Method
To investigate my hypothesis, I used given data from Mayfield High School. It contained information such as name, age, height, weight, IQ, eye colour, hair colour etc.
Using a computer, I opened the data using Microsoft Excel. As I was only investigating height and weight of year 7 students, I deleted all the irrelevant columns, such as year 8, 9, 10, 11 students, IQ, hair colour, eye colour etc. I then sorted the data, again using the computer.
I discarded my outliers in the data. I discarded data which either had very tall or very heavy people on and this may be false data, unreliable and affect my final result.
I needed a sample of 50 students and I had 200 year 7 students. To get my sample of 50 students, I used systematic sampling. To get a sample of 50 out of 200 I chose every 4th sample. I then copied and pasted every 4th sample onto a new data sheet to get the samples I needed.
Again with the computer, I drew a scatter graph to show the information of my sample. I calculated r and drew a regression line on the graph.
I then printed out my scatter graph and my sample.
Calculating r
To show how r is calculated, I chose a small sample of 10 from my sample of 50. To get my small sample of 10, I again used systematic sample, and chose I every 5 samples. R is the correlation coefficient.
Conclusion and Evaluation
My graph shows that I proved my hypothesis. The graph has positive correlation which means that as the height of the students increased, so did the weight.
My result for r was 0.97
The computers result for r was 0.5
This proves my hypothesis that the correlation coefficient would be between 0.5 and 1. However, I had expected the two numbers to be closer together.
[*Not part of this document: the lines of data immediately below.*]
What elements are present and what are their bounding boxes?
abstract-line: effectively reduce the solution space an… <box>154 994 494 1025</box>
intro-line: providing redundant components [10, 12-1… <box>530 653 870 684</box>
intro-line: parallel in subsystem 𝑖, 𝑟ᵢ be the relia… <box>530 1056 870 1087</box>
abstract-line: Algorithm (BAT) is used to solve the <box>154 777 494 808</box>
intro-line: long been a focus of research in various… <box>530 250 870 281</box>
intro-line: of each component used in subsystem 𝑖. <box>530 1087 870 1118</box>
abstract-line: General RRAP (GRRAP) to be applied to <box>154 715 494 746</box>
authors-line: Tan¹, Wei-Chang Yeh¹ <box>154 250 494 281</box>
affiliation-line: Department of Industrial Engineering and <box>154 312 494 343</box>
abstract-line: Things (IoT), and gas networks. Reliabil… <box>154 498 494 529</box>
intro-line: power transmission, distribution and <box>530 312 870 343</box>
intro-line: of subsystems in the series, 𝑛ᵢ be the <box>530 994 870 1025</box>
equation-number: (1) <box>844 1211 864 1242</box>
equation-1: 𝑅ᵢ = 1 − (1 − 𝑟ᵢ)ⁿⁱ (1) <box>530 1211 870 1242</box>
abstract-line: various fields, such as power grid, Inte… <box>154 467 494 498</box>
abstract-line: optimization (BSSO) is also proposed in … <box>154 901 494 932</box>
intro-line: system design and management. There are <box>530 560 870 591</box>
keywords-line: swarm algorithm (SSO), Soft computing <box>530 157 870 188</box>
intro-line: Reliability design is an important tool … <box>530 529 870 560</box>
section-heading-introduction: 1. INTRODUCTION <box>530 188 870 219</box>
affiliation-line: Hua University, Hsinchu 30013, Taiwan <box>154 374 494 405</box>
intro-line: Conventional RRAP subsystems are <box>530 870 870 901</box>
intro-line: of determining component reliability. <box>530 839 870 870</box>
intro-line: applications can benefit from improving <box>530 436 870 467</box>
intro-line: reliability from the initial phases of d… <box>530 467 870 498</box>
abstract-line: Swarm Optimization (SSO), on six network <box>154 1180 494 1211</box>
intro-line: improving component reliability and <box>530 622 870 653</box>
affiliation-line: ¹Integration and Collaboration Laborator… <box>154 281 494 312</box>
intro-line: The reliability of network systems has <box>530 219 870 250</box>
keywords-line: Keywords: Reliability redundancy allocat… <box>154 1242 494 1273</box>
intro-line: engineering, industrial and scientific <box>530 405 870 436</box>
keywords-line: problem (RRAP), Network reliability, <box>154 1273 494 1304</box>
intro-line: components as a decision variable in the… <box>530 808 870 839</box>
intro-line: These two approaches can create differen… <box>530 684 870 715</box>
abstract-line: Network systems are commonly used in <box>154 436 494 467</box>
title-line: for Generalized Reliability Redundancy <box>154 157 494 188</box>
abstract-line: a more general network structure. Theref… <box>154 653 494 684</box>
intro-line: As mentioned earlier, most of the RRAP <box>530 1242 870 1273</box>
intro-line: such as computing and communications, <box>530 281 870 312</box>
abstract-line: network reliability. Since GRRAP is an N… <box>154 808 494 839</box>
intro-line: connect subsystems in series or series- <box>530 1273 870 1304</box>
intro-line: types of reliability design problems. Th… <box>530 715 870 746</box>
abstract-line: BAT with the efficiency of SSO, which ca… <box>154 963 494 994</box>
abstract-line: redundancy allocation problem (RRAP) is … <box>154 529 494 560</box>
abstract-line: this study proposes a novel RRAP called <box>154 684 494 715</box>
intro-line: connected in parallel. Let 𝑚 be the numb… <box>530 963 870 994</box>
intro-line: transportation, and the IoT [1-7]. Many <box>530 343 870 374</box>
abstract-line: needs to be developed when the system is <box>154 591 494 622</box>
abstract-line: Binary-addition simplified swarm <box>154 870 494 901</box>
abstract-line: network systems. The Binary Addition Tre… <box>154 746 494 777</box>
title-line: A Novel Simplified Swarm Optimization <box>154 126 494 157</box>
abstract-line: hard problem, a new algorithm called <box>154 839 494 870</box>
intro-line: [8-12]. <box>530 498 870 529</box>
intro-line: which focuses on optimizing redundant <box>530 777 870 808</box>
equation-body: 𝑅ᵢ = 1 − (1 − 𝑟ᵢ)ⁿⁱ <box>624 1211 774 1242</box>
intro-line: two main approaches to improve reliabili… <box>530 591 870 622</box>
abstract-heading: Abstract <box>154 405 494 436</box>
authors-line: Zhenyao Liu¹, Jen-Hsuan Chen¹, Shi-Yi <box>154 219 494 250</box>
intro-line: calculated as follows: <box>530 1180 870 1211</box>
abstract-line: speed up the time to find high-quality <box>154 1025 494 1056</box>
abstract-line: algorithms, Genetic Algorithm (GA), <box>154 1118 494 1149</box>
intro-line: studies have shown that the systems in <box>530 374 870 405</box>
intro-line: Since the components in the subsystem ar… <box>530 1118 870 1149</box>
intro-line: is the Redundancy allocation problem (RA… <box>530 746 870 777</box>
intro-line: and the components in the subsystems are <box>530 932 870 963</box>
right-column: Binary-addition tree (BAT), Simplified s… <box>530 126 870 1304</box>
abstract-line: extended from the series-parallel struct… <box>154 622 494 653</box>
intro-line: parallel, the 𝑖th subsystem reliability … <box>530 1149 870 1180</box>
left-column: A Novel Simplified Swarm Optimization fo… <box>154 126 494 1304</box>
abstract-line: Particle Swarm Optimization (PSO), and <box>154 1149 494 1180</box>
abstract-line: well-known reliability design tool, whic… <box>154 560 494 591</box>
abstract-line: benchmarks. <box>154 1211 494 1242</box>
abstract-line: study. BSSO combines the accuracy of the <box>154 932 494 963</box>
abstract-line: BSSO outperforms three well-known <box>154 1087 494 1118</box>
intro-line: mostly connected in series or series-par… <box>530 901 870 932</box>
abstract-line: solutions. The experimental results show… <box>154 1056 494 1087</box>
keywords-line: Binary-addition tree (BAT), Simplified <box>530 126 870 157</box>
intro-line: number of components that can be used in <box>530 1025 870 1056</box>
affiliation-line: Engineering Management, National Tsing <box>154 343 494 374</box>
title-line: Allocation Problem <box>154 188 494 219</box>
This might be that the systematic sampling of my small sample happened to chose samples that were all in proportion to each other, with the weight increasing with the height.
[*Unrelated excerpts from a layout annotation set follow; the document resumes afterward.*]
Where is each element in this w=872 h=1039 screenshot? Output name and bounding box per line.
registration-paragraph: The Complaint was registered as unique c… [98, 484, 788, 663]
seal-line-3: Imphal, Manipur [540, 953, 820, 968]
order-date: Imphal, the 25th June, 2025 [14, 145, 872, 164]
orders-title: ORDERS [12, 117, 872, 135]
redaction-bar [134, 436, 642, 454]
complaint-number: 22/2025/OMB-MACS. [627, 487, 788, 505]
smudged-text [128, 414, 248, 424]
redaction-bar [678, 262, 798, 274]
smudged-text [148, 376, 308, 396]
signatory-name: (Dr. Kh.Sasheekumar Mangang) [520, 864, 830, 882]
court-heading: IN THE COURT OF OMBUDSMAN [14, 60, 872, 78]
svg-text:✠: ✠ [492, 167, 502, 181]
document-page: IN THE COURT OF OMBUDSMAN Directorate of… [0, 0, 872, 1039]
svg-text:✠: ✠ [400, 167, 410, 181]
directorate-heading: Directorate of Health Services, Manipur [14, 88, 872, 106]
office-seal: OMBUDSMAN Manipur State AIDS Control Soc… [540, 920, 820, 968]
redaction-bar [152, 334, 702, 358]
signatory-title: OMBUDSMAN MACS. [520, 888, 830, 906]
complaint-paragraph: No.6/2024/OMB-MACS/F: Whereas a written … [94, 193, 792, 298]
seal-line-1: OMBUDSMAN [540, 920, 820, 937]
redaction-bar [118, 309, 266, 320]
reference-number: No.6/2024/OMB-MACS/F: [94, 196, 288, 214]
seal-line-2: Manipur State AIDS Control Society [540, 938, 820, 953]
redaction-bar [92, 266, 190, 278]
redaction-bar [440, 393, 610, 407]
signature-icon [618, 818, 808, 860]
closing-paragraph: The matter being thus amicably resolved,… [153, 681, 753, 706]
To maybe get a different result, I could have tried stratified sampling. This would be where I chose the samples.
From the regression line on my graph, it is possible to estimate different X and Y values. For example, it shows that someone weighing 50 kg should be around 1.6 m tall.
To extend and improve my investigation, I could look at more students than just year 7 students. I could look at years 8, 9, 10 and 11. This would help me to see if the same conclusion applies for most people. I could also investigate boys and girls separately to see if there is any difference of the relationship between height and weight between the different genders.
To do my coursework, I used Microsoft Excel. I think this had a lot of advantages because it sorted my data for me, drew a scatter graph, calculated r, and drew the regression line. This all made it a lot quicker and easier for me. I don’t feel that using the computer had any disadvantages.